Release Date: February 19, 2026
Hosts: Joe Weisenthal & Tracy Alloway
Guest: Jared Sleeper (Partner, Avenir)
This episode ("Which Software Companies Will Survive the 'SaaSpocalypse'") dives into the current turmoil facing listed software/SaaS companies. Amid steep share price declines and a climate of AI-driven disruption, Joe and Tracy invite Jared Sleeper, an experienced software investor, to break down what’s actually at risk in the sector, which structural factors matter, and what the future might hold for different players in the software industry.
“It’s one of those Rorschach test kind of sectors where almost no one's logged into Salesforce and clicked around... So when there's panic, there's not a lot of support for the stocks.”
— Jared Sleeper [05:16]
"The challenge of writing code for integrations is going away... but that's not the bulk of the challenge. ...Within most organizations that's a human problem."
— Jared Sleeper [10:17]
“There are two arguments against software... One is the world's going to stay the same, but software just gets a lot cheaper. ...The second is the world's about to get really weird and the way that knowledge work happens is going to change.”
— Jared Sleeper [13:54]
“If you like working on problems in isolation, not socially with other people... that's probably a pretty tough place to be.
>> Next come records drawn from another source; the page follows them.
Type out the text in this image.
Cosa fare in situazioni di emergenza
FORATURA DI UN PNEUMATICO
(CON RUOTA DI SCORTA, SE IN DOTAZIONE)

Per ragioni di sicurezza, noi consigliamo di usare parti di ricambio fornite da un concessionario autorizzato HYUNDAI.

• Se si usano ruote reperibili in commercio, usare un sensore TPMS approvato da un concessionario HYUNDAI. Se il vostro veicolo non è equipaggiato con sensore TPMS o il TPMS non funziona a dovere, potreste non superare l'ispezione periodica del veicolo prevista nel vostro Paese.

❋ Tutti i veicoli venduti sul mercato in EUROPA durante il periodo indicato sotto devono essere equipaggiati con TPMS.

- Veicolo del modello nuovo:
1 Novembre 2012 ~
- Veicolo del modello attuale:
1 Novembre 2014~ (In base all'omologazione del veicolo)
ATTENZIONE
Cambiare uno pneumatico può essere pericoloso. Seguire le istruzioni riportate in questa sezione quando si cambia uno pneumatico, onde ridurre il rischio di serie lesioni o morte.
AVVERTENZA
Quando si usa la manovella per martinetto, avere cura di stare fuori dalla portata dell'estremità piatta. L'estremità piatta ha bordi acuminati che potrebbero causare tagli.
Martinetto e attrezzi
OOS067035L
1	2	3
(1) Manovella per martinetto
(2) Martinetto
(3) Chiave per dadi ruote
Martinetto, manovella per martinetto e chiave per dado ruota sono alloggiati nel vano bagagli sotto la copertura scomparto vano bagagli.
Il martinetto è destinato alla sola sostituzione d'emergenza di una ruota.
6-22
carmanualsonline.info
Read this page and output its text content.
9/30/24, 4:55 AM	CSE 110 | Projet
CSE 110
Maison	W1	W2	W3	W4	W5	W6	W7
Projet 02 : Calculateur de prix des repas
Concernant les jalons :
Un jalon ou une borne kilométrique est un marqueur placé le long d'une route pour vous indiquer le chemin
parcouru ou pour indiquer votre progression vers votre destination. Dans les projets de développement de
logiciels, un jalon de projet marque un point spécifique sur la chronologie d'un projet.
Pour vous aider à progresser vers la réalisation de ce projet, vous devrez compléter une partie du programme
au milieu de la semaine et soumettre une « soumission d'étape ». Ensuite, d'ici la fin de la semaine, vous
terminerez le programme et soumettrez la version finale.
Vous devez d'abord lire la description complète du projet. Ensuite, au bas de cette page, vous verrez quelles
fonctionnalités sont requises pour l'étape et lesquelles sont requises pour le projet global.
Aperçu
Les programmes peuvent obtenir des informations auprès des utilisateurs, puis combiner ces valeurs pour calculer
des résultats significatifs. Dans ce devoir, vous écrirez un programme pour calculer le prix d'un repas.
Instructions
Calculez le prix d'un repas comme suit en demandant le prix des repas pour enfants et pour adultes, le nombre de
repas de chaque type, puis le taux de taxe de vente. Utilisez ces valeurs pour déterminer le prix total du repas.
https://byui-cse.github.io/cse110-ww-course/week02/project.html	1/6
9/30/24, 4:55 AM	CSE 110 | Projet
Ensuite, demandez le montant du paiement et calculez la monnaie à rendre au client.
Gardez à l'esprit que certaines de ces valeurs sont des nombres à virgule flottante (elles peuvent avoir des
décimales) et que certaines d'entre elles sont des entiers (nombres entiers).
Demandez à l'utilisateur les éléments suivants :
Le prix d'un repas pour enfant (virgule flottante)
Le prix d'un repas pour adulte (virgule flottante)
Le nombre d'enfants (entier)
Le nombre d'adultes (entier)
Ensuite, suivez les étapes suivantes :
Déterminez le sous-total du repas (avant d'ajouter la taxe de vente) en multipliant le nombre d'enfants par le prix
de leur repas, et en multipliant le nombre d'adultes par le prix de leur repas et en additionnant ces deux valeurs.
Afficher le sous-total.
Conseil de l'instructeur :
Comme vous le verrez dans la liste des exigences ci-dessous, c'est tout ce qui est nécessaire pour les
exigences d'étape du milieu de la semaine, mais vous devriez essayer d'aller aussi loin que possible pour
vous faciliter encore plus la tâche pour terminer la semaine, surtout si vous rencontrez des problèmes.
Yeah, it's going to be a more social world.”
— Jared Sleeper [41:11]
"The scary thing... is because it's not fundamental... They have no idea when it will stop. ...You're one OpenAI model release or Anthropic model release away from more fear."
— Jared Sleeper [44:09]
The episode paints a nuanced landscape: Software companies face unprecedented uncertainty—not because their short-term financials have collapsed, but due to deep anxiety over the "terminal value" that AI and automation might soon eat their business models alive. Investors are fleeing at the first sign of trouble, and only those firms with strong network effects, trusted brands, and the ability to reinvent themselves with AI-native features/business models may survive. Ironically, the very “stickiness” and complexity of legacy enterprise software is itself both a moat—and a challenge in an age where code is cheap but context and trust are priceless. The "SaaSpocalypse", then, isn't sudden death—it's a strange new world in which adaptability, brand, and data matter more than ever, and even the most dominant players can't rest easy.
For those who haven't listened:
This episode is a timely, accessible masterclass for anyone interested in how enterprise software actually works, the dynamics behind today's SaaS market meltdown, and the early contours of an AI-driven business future.